Center for Biomedical Image Computing and Analytics (CBICA), University of Pennsylvania, Philadelphia, PA, USA.
Department of Radiology, Perelman School of Medicine, University of Pennsylvania, Philadelphia, PA, USA.
Nat Commun. 2022 Dec 5;13(1):7346. doi: 10.1038/s41467-022-33407-5.

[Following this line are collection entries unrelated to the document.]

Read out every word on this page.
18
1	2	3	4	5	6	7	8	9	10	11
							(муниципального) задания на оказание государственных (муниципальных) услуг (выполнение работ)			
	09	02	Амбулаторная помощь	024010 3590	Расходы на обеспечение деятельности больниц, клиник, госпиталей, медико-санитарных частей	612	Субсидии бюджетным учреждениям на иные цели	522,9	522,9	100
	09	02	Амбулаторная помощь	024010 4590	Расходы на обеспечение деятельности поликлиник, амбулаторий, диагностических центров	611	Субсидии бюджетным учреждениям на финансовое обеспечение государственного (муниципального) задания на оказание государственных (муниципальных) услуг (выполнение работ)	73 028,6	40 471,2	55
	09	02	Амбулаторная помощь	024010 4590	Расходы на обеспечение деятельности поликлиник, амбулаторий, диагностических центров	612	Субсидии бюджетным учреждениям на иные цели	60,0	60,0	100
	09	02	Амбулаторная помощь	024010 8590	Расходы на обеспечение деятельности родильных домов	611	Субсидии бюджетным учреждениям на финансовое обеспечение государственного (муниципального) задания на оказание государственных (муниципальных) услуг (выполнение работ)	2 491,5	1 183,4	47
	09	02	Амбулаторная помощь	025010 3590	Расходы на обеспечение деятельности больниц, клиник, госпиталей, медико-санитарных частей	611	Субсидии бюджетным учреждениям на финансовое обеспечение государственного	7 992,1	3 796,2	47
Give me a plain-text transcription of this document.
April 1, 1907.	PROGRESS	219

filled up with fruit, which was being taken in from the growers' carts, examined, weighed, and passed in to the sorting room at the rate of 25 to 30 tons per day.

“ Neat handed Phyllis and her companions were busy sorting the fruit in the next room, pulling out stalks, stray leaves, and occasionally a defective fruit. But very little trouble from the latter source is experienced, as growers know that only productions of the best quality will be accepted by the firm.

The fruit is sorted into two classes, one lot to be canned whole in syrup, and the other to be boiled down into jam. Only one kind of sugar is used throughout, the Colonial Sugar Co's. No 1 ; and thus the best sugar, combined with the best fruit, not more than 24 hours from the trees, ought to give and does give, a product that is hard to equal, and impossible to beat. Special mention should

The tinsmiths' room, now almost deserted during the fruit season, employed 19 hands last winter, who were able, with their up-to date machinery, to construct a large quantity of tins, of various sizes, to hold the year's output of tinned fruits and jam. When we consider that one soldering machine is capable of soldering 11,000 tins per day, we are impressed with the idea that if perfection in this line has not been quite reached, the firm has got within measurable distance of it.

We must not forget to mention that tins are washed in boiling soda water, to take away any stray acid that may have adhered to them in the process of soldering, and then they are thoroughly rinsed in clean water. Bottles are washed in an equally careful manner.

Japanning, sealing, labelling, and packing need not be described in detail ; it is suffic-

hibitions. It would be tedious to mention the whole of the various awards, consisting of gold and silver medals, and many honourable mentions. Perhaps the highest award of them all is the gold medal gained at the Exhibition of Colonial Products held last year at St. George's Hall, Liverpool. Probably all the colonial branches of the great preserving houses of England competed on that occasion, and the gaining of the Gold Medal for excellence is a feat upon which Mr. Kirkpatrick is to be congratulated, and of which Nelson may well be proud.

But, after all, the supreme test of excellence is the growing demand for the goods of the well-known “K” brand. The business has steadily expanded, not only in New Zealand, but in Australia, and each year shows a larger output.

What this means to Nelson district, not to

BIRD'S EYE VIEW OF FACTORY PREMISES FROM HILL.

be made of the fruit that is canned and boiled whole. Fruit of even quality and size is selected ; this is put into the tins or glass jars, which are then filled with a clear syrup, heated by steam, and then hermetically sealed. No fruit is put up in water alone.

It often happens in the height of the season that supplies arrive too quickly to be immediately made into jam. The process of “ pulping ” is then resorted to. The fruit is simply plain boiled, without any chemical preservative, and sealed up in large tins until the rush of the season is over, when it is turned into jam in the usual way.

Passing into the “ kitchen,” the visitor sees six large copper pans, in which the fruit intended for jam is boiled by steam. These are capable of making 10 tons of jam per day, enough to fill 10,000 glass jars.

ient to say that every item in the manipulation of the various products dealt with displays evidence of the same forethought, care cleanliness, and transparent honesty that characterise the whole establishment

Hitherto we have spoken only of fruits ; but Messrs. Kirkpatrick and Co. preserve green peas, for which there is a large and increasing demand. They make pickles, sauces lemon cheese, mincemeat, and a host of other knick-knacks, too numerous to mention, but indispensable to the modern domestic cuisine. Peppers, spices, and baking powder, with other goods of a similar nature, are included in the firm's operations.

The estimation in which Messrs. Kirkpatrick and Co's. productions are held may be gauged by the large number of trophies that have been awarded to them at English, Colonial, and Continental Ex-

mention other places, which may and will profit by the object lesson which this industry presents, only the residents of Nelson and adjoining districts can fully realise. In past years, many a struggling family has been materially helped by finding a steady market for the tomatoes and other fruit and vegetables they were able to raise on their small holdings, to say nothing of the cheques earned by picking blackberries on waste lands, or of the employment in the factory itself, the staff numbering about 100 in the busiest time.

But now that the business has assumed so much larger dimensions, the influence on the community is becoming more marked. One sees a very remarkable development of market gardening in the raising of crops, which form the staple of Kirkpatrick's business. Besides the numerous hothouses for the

Although machine learning (ML) has shown promise across disciplines, out-of-sample generalizability is concerning. This is currently addressed by sharing multi-site data, but such centralization is challenging/infeasible to scale due to various limitations. Federated ML (FL) provides an alternative paradigm for accurate and generalizable ML, by only sharing numerical model updates. Here we present the largest FL study to-date, involving data from 71 sites across 6 continents, to generate an automatic tumor boundary detector for the rare disease of glioblastoma, reporting the largest such dataset in the literature (n = 6, 314). We demonstrate a 33% delineation improvement for the surgically targetable tumor, and 23% for the complete tumor extent, over a publicly trained model. We anticipate our study to: 1) enable more healthcare studies informed by large diverse data, ensuring meaningful results for rare diseases and underrepresented populations, 2) facilitate further analyses for glioblastoma by releasing our consensus model, and 3) demonstrate the FL effectiveness at such scale and task-complexity as a paradigm shift for multi-site collaborations, alleviating the need for data-sharing.
尽管机器学习(ML)在各个学科中都显示出了前景,但样本外泛化能力令人担忧。目前通过共享多站点数据来解决这一问题,但由于各种限制,这种集中化在规模上具有挑战性/不可行。联邦学习(FL)通过仅共享数值模型更新,为准确和可泛化的 ML 提供了另一种范例。在这里,我们展示了迄今为止最大的 FL 研究,涉及来自六大洲 71 个站点的数据,为罕见病胶质母细胞瘤生成自动肿瘤边界探测器,报告了文献中最大的此类数据集(n=6314)。我们证明了对于可手术靶向肿瘤,与公开训练的模型相比,可提高 33%的勾画精度,对于完整肿瘤范围,可提高 23%的勾画精度。我们预计我们的研究将:1)能够通过大数据进行更多的医疗保健研究,确保罕见病和代表性不足的人群获得有意义的结果;2)通过发布我们的共识模型,促进对胶质母细胞瘤的进一步分析;3)展示在这种规模和任务复杂性下的 FL 有效性,作为多站点合作的范式转变,减轻对数据共享的需求。